Exploring Set Function in Python

The set() function creates a collection of unique, unordered elements, automatically removing duplicates. It is useful for comparing data, grouping categories, and performing other operations within a dataset. By converting a column to a set, you can perform methods like union, intersection, and difference to analyze and compare data. Sets can be created using the set() function or by enclosing elements in curly braces {}.

Importing Library & Dataset

import pandas as pd
df = pd.read_csv('C:/Users/SANKHYA/Documents/dataset.csv')
df.head()
Order_ID Order_Date Customer_ID Category Sub_Category Sales Region
0 CA-2018-106103 10-06-18 SC-20305 Technology Accessories 132.52 Central
1 CA-2018-102407 09-12-18 AT-10435 Office Supplies Art 11.16 West
2 CA-2018-117947 18-08-18 NG-18355 Furniture Furnishings 40.48 East
3 CA-2018-152485 04-09-18 JD-15790 Office Supplies Art 13.12 Central
4 CA-2018-153339 03-11-18 DJ-13510 Furniture Furnishings 15.99 South

Let’s try few methods of set() function:

Using Union: Combines all unique elements from two sets.

# Define two sets
products_tech = set(df[df['Category']=='Technology']['Sub_Category'])
products_furniture = set(df[df['Category']=='Furniture']['Sub_Category'])

# Union of both sets
union_prod = products_tech.union(products_furniture)
print("Union of Sub-Categories (Technology and Furniture):", union_prod)
Union of Sub-Categories (Technology and Furniture): {'Furnishings', 'Machines', 'Chairs', 'Phones', 'Accessories', 'Copiers', 'Tables', 'Bookcases'}

Using Intersection: Finds elements common to both sets.

# Define two sets
cust_region1 = set(df[df['Region']=='East']['Customer_ID'])
cust_region2 = set(df[df['Region']=='South']['Customer_ID'])

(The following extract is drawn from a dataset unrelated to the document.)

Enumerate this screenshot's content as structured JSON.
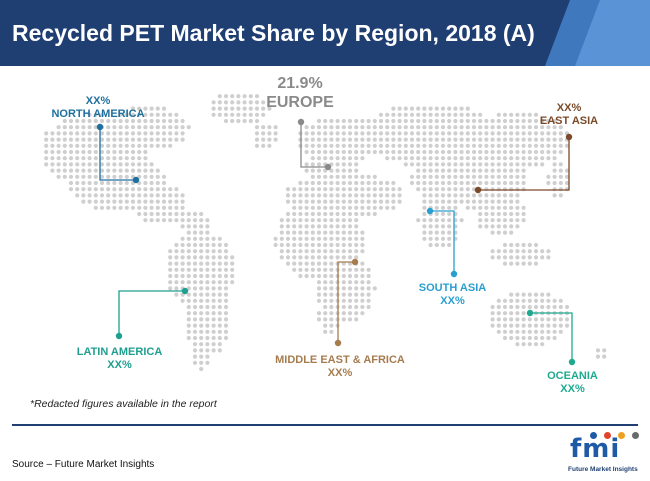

# Intersection of customers from both regions
overlap_cust = cust_region1.intersection(cust_region2)
print("Customers in Both East and South Regions:", overlap_cust)
Customers in Both East and South Regions: {'MD-17860', 'AH-10075', 'CA-12265', 'RD-19810', 'BT-11680', 'AS-10090'}

Using Difference: Identifies elements present in one set but not in the other.

# Define two sets
products_office = set(df[df['Category']=='Office Supplies']['Sub_Category'])
products_tech = set(df[df['Category']=='Technology']['Sub_Category'])
                       
# Difference of sub-categories: sub-categories in Office Supplies but not in Technology
difference_prod = products_office.difference(products_tech)
print("Sub-Categories in Office Supplies but not in Technology:", difference_prod)
Sub-Categories in Office Supplies but not in Technology: {'Appliances', 'Labels', 'Art', 'Storage', 'Fasteners', 'Envelopes', 'Supplies', 'Paper', 'Binders'}

Conclusion:

The set() function in Python is a versatile tool for managing collections of unique elements, making it ideal for tasks requiring data comparison and filtering. Its support for methods like union, intersection, and difference simplifies the process of comparing and merging data, making it easier to uncover insights. By using these techniques, you can efficiently handle unique elements and relationships within your datasets. Incorporating set operations into your data analysis toolkit will enhance your ability to work with diverse data scenarios.